プロローグ
「隠密スキルカンストさせた俺、異世界生活始めました」
プロローグになります。
入りはシリアスに決めていくぜ。
よろしくお願いします‼︎
お前達に尋ねよう。
死、とは何なのだろうか。
人生を終えること。
生命活動を止めること。
天国へ旅立つこと。
人によって理解の仕方は違う。
正しい定義などあるのだろうか。
仮にあったとしても、それを全ての人間に納得させる事など出来るのだろうか。
死を恐れる。
それは至って一般的なことだろう。
格好つけて、こんな死に方も悪くない、なんて言ってるキャラはただのバカだと思う。
死んだら元も子もない。
本当に大切なもののためだと言うのならば、自分の命も含めて守りきらねば意味など無い。

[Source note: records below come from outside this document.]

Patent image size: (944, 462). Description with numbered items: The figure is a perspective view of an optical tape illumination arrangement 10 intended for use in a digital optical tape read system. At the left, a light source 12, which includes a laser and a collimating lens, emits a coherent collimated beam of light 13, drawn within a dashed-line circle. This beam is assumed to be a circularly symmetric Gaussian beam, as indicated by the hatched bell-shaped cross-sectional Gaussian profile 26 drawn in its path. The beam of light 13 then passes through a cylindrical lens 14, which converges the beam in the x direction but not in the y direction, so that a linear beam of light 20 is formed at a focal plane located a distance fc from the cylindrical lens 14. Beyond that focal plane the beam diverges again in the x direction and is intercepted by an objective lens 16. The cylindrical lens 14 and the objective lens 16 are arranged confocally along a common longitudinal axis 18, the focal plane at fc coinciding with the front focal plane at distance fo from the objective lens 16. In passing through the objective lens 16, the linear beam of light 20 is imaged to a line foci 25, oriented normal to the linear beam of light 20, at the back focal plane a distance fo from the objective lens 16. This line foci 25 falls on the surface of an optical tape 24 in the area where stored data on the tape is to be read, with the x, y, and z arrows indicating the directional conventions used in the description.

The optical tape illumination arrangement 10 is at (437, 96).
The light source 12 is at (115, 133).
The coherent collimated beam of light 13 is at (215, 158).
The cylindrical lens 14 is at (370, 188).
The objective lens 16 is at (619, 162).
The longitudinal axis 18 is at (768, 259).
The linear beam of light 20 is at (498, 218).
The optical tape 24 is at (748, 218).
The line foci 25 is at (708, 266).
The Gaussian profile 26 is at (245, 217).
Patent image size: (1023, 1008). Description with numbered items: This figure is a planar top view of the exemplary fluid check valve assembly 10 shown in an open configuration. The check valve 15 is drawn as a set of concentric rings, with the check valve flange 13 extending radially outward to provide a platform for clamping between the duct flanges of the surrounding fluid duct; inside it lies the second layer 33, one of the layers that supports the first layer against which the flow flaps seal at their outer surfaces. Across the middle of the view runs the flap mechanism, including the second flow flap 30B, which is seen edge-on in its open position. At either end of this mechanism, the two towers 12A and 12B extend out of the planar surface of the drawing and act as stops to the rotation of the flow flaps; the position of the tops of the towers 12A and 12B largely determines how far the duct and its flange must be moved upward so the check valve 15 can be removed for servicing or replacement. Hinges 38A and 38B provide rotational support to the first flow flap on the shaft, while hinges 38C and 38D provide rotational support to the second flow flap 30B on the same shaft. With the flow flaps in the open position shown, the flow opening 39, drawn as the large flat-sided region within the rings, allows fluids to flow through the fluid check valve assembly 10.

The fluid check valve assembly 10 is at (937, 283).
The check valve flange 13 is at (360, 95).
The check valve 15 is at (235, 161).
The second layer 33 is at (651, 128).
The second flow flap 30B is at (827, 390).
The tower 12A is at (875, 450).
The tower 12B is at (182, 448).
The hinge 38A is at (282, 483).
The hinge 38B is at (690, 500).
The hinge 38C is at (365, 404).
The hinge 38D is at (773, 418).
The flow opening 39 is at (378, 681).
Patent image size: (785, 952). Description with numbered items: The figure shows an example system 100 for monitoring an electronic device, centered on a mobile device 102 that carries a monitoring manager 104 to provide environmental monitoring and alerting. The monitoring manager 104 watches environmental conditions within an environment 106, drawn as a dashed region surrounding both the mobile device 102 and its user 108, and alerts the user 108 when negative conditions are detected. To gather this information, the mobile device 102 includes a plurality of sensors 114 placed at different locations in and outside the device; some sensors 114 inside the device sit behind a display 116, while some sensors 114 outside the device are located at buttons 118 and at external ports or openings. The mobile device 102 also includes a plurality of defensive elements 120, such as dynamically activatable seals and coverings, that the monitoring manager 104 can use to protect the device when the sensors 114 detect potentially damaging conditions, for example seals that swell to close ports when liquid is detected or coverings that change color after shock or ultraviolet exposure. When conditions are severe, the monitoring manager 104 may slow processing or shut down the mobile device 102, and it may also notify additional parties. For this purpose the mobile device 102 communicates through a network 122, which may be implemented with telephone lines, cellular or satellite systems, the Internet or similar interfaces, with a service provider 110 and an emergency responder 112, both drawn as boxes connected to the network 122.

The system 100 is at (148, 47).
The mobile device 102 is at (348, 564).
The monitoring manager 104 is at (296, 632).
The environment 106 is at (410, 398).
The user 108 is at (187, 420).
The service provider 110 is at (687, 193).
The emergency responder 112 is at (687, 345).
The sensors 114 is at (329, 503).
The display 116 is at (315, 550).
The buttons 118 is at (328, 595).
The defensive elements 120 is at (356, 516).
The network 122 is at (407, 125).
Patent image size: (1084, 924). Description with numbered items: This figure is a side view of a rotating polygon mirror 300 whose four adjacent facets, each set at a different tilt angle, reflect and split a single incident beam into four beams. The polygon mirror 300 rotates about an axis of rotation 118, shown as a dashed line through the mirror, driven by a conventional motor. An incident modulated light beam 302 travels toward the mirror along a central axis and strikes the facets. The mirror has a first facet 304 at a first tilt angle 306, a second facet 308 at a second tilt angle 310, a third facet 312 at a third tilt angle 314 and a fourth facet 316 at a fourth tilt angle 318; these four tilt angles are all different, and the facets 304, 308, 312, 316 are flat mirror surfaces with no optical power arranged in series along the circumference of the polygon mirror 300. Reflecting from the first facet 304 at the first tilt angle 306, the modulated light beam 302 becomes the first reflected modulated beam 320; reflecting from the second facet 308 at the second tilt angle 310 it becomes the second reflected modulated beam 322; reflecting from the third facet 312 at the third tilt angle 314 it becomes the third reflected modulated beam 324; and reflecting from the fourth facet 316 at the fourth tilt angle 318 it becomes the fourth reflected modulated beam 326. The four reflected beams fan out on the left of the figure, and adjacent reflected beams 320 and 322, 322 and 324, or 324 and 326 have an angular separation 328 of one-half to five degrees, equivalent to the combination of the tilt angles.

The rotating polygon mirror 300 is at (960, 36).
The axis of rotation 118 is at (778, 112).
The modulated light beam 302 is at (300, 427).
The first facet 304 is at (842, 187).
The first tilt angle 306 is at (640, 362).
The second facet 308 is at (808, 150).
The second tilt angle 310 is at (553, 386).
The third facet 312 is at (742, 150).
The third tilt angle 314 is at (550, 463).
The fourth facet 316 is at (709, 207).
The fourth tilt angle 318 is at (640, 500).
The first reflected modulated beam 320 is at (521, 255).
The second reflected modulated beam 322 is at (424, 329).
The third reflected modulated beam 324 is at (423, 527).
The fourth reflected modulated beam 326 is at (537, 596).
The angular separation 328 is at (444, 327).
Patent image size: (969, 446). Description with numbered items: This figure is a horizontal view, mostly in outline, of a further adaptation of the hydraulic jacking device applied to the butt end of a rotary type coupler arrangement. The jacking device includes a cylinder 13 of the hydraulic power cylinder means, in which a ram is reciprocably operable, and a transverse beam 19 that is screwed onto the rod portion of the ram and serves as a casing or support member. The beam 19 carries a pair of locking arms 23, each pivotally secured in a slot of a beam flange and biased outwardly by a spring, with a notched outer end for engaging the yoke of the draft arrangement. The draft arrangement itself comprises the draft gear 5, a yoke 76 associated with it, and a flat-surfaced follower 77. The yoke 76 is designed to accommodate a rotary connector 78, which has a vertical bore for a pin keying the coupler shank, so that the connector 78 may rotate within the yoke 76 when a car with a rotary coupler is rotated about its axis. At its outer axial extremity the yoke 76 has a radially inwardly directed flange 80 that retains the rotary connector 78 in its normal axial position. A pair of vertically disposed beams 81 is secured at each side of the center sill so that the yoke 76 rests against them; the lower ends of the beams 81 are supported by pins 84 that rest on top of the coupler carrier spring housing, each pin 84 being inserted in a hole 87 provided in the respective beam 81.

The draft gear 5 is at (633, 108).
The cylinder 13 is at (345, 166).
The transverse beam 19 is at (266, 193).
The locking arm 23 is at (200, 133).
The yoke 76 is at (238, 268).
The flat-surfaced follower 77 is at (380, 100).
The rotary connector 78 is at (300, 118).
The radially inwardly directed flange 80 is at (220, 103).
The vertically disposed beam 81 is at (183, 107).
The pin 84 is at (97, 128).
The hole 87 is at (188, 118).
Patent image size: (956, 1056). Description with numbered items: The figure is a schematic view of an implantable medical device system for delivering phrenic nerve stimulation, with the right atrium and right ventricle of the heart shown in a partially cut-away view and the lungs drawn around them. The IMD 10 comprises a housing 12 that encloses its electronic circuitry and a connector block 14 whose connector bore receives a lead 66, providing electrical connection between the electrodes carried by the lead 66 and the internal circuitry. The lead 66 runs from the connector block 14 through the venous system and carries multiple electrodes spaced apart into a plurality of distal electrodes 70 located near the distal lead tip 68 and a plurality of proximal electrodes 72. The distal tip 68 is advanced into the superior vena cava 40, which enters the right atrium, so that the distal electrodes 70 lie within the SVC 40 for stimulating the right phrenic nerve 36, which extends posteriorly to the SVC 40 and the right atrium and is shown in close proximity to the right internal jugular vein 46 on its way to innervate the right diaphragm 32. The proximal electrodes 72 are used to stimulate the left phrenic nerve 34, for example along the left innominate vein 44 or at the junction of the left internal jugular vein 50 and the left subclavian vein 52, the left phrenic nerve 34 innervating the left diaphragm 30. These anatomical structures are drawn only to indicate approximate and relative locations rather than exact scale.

自分が死んだら、それを1番大切にする人間はいなくなるのだから。
少し話が逸れたな。
何故こんな質問をするのかって?
それは、俺が死を運ぶ人間だからだ。
そう、俺は殺し屋だ。
クライアントの意向のままに、あらゆる人間に終焉をもたらす死のサンタクロースだ。
全く苦しませず、時には認識すらさせずに殺すこともあれば、死ぬほうがマシなほどの苦痛を与えて殺すこともある。
全ては依頼内容のままに。
俺は属さない。
世界に紛れるためだ。
よく分からないって?
まあ、理解する必要は無い。
標的を殺す時、俺の身体はただただ冷たい。
全身を冷気が駆け巡っているかのような気分になる。
寒い、と言ったほうが正しいかもしれない。
まるで自分が人間じゃなくなっていくかのように。
まるで標的と共に自分も死んでいくかのように。
それは日に日に強くなる。
そして今日もまた、俺は死を運ぶ。
紛れ、紛れ、入り込み、殺す。
「た、頼む‼︎ 金ならいくらでもあるから見逃してくれ‼︎」
このクソみたいな生活をしている中で、ある標的が俺にこう言った。
金?
そんなもの、何の役に立つって言うんだ。
金が銃弾を止めてくれるのか?
金がナイフを止めてくれるのか。
バカも休み休みにしろ、といつも言う。
金のためにこんなことをやっている訳がない。
だとしたら、何故かって?
それは、俺にも分からない。
ああ、分からないんだよ。
こんなことしなくても、生きていける。
それでも。
俺がやるしかない。
そう思っている。
そして俺はまた、地獄の鎖に縛られた幽鬼の如く、引き金を引く。